"They could not do it,—I should not allow it."
"And you are there to see it, and have the authority to prevent it. And as you have undertaken to do the duty of the Head Officer on this side, I see no other way but to appeal to you in these cases of ours. I have no authority to prevent the mischievous interference of Mrs. Hardhack; and to aggravate, in return, I cannot. She has the advantage of me in the disposition and ability to do so. She has ample opportunity to meddle with the affairs of the other Matrons, because they are sent to her for instruction; and also to give her interpretation of the Rules. Mrs. Hardhack is not so much to blame for what she does. She is only following the bent of her own disposition, as the opportunity to do so is given her. The Head Matron comes to me, and says,—'Control your own place. Mrs. Hardhack has nothing to do with it. If she makes trouble with another Matron, she shall surely be discharged. She has been discharged three times, and begged herself back; but if we say to her, go again, she will surely go.' Then she goes to Mrs. Hardhack, and says,—'You go over to the wash-room and tell the Receiving Matron about her place. You know all about the Rules and things better than I do. I don't know what I should do without you.' That pleases Mrs. Hardhack, and she meddles with everything, and makes trouble all around."

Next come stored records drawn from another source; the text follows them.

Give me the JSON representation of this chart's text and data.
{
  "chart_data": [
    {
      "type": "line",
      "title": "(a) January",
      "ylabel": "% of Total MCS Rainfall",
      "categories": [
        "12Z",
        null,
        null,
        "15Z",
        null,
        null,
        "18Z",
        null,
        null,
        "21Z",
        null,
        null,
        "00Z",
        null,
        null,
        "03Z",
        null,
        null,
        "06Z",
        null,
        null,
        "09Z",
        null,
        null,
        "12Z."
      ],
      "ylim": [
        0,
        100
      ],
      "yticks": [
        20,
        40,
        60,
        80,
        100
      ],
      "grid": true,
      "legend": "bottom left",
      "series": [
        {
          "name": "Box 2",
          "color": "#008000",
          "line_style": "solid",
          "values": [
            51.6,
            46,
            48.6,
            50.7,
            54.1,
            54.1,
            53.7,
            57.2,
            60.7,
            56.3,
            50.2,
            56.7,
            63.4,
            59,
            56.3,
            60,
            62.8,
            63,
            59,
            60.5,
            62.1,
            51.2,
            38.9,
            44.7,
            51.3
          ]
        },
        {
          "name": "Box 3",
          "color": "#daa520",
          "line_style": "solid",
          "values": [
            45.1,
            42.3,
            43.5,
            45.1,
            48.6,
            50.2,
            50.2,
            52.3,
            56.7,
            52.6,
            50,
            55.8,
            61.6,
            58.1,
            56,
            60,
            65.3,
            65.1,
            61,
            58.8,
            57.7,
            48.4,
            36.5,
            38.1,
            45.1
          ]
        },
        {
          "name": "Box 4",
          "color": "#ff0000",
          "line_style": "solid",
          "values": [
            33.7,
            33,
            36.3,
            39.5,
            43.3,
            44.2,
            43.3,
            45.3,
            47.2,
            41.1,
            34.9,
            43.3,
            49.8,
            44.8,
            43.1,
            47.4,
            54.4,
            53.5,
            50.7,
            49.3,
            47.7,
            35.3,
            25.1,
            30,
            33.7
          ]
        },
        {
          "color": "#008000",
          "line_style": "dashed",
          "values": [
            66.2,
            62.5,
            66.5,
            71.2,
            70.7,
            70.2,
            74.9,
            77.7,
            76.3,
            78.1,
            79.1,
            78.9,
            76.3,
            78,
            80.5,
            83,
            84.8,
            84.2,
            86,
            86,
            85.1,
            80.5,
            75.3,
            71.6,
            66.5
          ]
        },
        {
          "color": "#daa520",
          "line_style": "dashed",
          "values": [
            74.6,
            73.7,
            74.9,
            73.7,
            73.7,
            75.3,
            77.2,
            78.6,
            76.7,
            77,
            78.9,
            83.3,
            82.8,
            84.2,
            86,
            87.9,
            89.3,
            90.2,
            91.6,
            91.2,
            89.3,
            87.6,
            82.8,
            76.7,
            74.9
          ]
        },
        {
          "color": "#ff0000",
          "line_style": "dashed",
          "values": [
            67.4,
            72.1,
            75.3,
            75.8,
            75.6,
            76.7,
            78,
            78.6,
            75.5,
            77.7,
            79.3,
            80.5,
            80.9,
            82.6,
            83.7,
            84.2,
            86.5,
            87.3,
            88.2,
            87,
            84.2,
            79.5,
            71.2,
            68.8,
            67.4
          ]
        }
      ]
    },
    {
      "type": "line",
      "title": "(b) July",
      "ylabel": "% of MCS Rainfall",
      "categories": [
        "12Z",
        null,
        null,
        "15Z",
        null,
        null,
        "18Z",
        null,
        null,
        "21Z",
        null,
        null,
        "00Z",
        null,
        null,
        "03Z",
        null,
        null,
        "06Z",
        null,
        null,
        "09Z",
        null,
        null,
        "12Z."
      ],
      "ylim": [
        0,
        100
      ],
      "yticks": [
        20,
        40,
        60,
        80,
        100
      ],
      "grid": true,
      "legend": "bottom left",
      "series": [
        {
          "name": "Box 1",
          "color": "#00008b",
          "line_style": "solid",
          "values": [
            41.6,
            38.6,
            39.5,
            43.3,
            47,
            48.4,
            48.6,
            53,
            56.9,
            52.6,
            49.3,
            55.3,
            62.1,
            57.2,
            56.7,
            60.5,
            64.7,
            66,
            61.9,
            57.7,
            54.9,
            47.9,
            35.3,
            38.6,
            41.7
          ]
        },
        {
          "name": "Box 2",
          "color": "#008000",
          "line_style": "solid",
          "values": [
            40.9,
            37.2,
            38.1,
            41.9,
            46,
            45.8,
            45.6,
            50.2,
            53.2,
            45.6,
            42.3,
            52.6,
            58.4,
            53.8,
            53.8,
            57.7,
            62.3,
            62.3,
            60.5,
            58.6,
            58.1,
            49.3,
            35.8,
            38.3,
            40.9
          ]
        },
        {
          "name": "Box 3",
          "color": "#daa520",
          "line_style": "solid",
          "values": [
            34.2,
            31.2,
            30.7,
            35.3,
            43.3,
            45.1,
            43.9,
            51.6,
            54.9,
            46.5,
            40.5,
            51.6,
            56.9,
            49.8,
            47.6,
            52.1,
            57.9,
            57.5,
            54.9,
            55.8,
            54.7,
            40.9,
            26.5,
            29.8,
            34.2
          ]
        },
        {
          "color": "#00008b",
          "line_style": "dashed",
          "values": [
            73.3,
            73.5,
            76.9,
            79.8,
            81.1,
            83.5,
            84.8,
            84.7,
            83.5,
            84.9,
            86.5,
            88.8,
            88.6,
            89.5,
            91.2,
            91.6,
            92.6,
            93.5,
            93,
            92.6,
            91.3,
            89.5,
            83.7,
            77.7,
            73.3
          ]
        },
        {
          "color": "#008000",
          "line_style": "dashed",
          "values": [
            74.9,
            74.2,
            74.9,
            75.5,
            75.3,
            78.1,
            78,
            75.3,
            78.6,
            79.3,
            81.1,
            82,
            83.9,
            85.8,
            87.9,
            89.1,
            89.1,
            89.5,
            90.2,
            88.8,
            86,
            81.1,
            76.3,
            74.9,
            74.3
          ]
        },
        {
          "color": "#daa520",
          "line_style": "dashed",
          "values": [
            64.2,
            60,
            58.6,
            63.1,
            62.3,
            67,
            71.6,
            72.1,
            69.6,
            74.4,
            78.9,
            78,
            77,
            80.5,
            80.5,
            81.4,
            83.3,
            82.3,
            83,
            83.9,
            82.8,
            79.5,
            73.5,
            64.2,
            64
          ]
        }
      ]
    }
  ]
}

"I will do all I can to help you."
"I know; but I am tired. The care is altogether too much, and the mismanagement of the place makes it intolerable. Explain to the Receiving Matron, if you please, that she is under obligation to wash and mend the clothes of my women the same that she does the others, and give them out another dress when one fails."
"I will do that."
That night I was speaking of the severe labor required of the officers in the institution to Mrs. Hardhack. She turned to me, and said roughly,—
"I find it easy enough."
It was just the right moment for me to tell her why she found it so much easier than the rest of us.
"You may well find it so, in comparison with the rest of us. You have an hour more of rest in the morning than I, and an hour more at night, making nine hours of rest from labor in the twenty-four, instead of the seven that I have. During those nine hours you are entirely free from care, and sleep in a quiet room in the house. During the fifteen that you are on duty you have the entire help of the only Relief Matron in the institution, which ought to be divided among us all, so that you can go out when you please."
"Perhaps, when you have been in the institution as long as I, you will get as many favors."